Com o período chuvoso na reta final em grande parte do Brasil, a pressão de carrapatos no campo continua elevada. Fevereiro e início de março formam uma janela estratégica para interromper o ciclo do parasita antes que ele provoque explosões populacionais no outono, período em que o manejo tende a se tornar mais complexo e oneroso.
Calor e umidade são fatores determinantes para a multiplicação do carrapato, especialmente o Rhipicephalus microplus, principal ectoparasita da bovinocultura brasileira. Informações técnicas amplamente divulgadas pela Embrapa indicam que, em condições favoráveis, o ciclo do carrapato pode ser concluído em cerca de 21 dias. Isso significa que as gerações formadas agora podem impactar diretamente os índices de infestação de março e abril.
Além de causar irritação, estresse, queda no ganho de peso e redução na produção de leite, o carrapato é vetor de agentes causadores da chamada Tristeza Parasitária Bovina (TPB), elevando perdas econômicas e custos com tratamentos emergenciais.

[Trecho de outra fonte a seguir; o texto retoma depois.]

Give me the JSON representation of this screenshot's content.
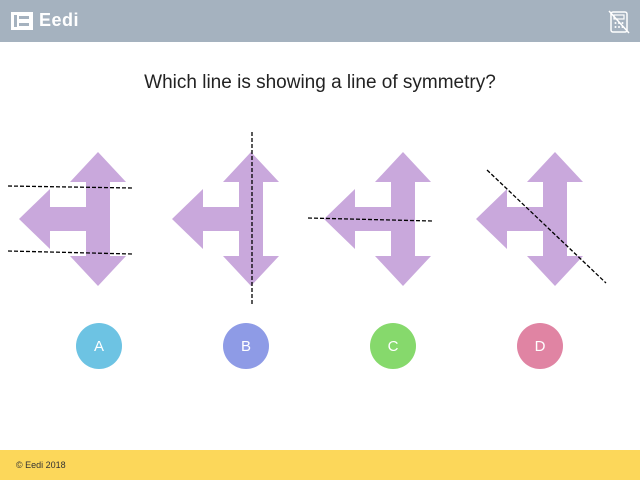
{
  "header": {
    "brand": "Eedi",
    "calculator_icon": "calculator-disabled-icon",
    "background": "#a5b2bf"
  },
  "question": {
    "text": "Which line is showing a line of symmetry?"
  },
  "shapes": {
    "arrow_color": "#c9a8dc",
    "line_color": "#000000",
    "items": [
      {
        "label": "A"
      },
      {
        "label": "B"
      },
      {
        "label": "C"
      },
      {
        "label": "D"
      }
    ]
  },
  "options": [
    {
      "label": "A",
      "color": "#6dc3e3"
    },
    {
      "label": "B",
      "color": "#8e9be6"
    },
    {
      "label": "C",
      "color": "#86d96c"
    },
    {
      "label": "D",
      "color": "#e084a3"
    }
  ],
  "footer": {
    "copyright": "© Eedi 2018",
    "background": "#fcd75a"
  }
}
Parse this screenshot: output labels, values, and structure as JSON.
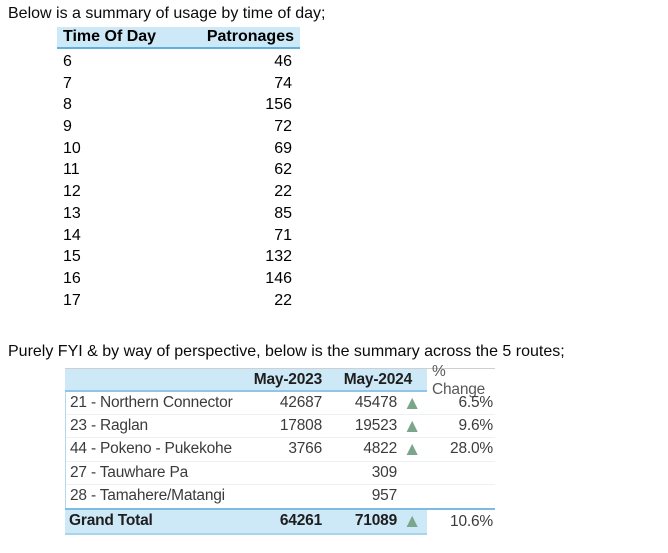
{
  "intro": {
    "line1": "Below is a summary of usage by time of day;",
    "line2": "Purely FYI & by way of perspective, below is the summary across the 5 routes;"
  },
  "usage_table": {
    "headers": {
      "time": "Time Of Day",
      "patronage": "Patronages"
    },
    "rows": [
      {
        "time": "6",
        "patronage": "46"
      },
      {
        "time": "7",
        "patronage": "74"
      },
      {
        "time": "8",
        "patronage": "156"
      },
      {
        "time": "9",
        "patronage": "72"
      },
      {
        "time": "10",
        "patronage": "69"
      },
      {
        "time": "11",
        "patronage": "62"
      },
      {
        "time": "12",
        "patronage": "22"
      },
      {
        "time": "13",
        "patronage": "85"
      },
      {
        "time": "14",
        "patronage": "71"
      },
      {
        "time": "15",
        "patronage": "132"
      },
      {
        "time": "16",
        "patronage": "146"
      },
      {
        "time": "17",
        "patronage": "22"
      }
    ]
  },
  "routes_table": {
    "headers": {
      "route": "",
      "may2023": "May-2023",
      "may2024": "May-2024",
      "pct_change": "% Change"
    },
    "rows": [
      {
        "route": "21 - Northern Connector",
        "may2023": "42687",
        "may2024": "45478",
        "arrow": "▲",
        "pct": "6.5%"
      },
      {
        "route": "23 - Raglan",
        "may2023": "17808",
        "may2024": "19523",
        "arrow": "▲",
        "pct": "9.6%"
      },
      {
        "route": "44 - Pokeno - Pukekohe",
        "may2023": "3766",
        "may2024": "4822",
        "arrow": "▲",
        "pct": "28.0%"
      },
      {
        "route": "27 - Tauwhare Pa",
        "may2023": "",
        "may2024": "309",
        "arrow": "",
        "pct": ""
      },
      {
        "route": "28 - Tamahere/Matangi",
        "may2023": "",
        "may2024": "957",
        "arrow": "",
        "pct": ""
      }
    ],
    "grand_total": {
      "route": "Grand Total",
      "may2023": "64261",
      "may2024": "71089",
      "arrow": "▲",
      "pct": "10.6%"
    }
  },
  "colors": {
    "header_bg": "#cde8f6",
    "table1_rule": "#5fafdf",
    "table2_rule": "#8fc5e6",
    "arrow_green": "#7ba68c",
    "muted_header_text": "#595959",
    "body_text": "#3b3b3b"
  },
  "icons": {
    "increase_arrow": "▲"
  }
}
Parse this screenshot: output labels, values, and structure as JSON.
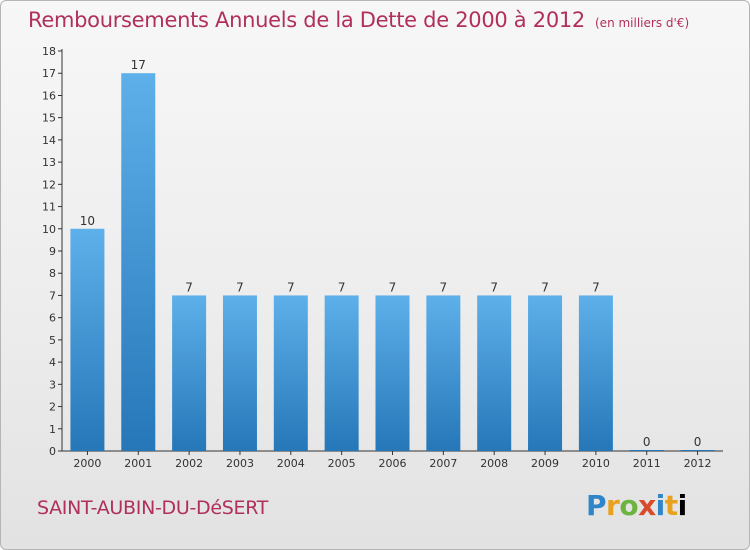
{
  "title": "Remboursements Annuels de la Dette de 2000 à 2012",
  "subtitle": "(en milliers d'€)",
  "place": "SAINT-AUBIN-DU-DéSERT",
  "brand": [
    "P",
    "r",
    "o",
    "x",
    "i",
    "t",
    "i"
  ],
  "colors": {
    "title": "#b0305a",
    "bar_top": "#5eb0ea",
    "bar_bottom": "#2677b8",
    "axis": "#333333"
  },
  "chart_data": {
    "type": "bar",
    "title": "Remboursements Annuels de la Dette de 2000 à 2012",
    "categories": [
      "2000",
      "2001",
      "2002",
      "2003",
      "2004",
      "2005",
      "2006",
      "2007",
      "2008",
      "2009",
      "2010",
      "2011",
      "2012"
    ],
    "values": [
      10,
      17,
      7,
      7,
      7,
      7,
      7,
      7,
      7,
      7,
      7,
      0,
      0
    ],
    "data_labels": [
      "10",
      "17",
      "7",
      "7",
      "7",
      "7",
      "7",
      "7",
      "7",
      "7",
      "7",
      "0",
      "0"
    ],
    "ylim": [
      0,
      18
    ],
    "yticks": [
      0,
      1,
      2,
      3,
      4,
      5,
      6,
      7,
      8,
      9,
      10,
      11,
      12,
      13,
      14,
      15,
      16,
      17,
      18
    ],
    "grid": false,
    "legend": "none"
  }
}
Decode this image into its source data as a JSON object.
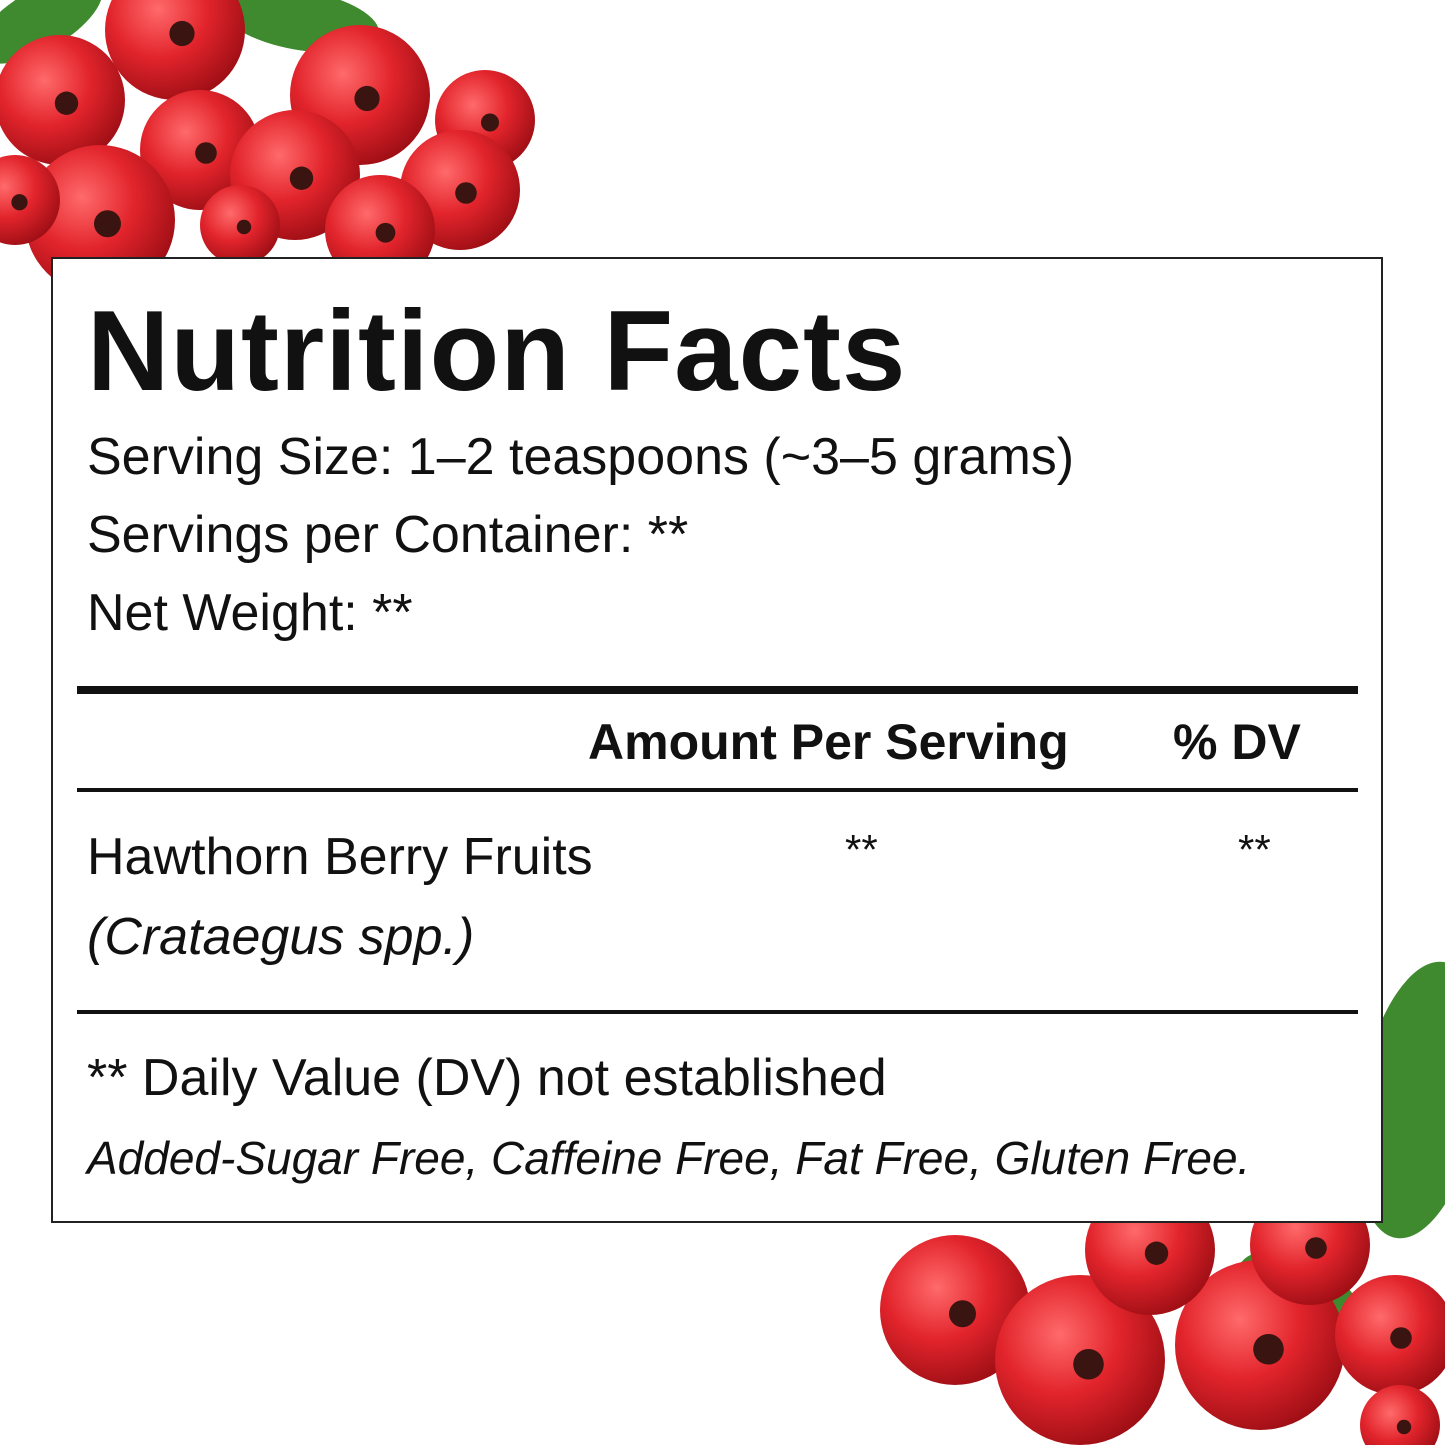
{
  "label": {
    "title": "Nutrition Facts",
    "serving_size": "Serving Size: 1–2 teaspoons (~3–5 grams)",
    "servings_per_container": "Servings per Container: **",
    "net_weight": "Net Weight: **",
    "columns": {
      "amount": "Amount Per Serving",
      "dv": "% DV"
    },
    "rows": [
      {
        "name": "Hawthorn Berry Fruits",
        "latin": "(Crataegus spp.)",
        "amount": "**",
        "dv": "**"
      }
    ],
    "footnote": "** Daily Value (DV) not established",
    "claims": "Added-Sugar Free, Caffeine Free, Fat Free, Gluten Free."
  },
  "colors": {
    "berry": "#e2242c",
    "leaf": "#3f8a2e",
    "text": "#111111"
  },
  "decor": {
    "image": "hawthorn-berries-photo"
  }
}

Decisão agora define o cenário do outono
Segundo Fernando Dambrós, gerente de produtos antiparasitários (endo e ecto) da Ourofino Saúde Animal, o momento exige planejamento e visão estratégica: “Muitos produtores associam o problema apenas ao auge das chuvas, mas o risco não termina no fim de fevereiro. As últimas gerações formadas no período chuvoso são justamente as que vão sustentar a infestação no início do outono. Se o controle não for feito agora, o produtor pode entrar na próxima estação já com alta carga parasitária na pastagem.”
Dambrós explica que o controle estratégico é diferente do reativo, aquele feito apenas quando a infestação já está visível no animal. “O carrapato tem parte do ciclo no ambiente e parte no hospedeiro. Mesmo quando vemos pequena quantidade no animal, muitas formas imaturas já estão na pastagem. Por isso, o manejo precisa ser planejado, considerando ciclo biológico, histórico da propriedade e pressão parasitária da região. Agir na reta final do período chuvoso é uma forma de reduzir o pico que costuma aparecer semanas depois”, reforça.
Outro ponto de atenção é o risco de resistência aos princípios ativos, problema que vem sendo discutido por pesquisadores e instituições técnicas. Aplicações mal programadas, subdosagens ou intervalos inadequados favorecem a seleção de parasitas resistentes, dificultando o controle ao longo do tempo. “O uso correto da tecnologia disponível é fundamental. Respeitar a dose, intervalo e orientação técnica é o que garante eficiência e preserva as ferramentas de controle para o futuro”, explica Dambrós.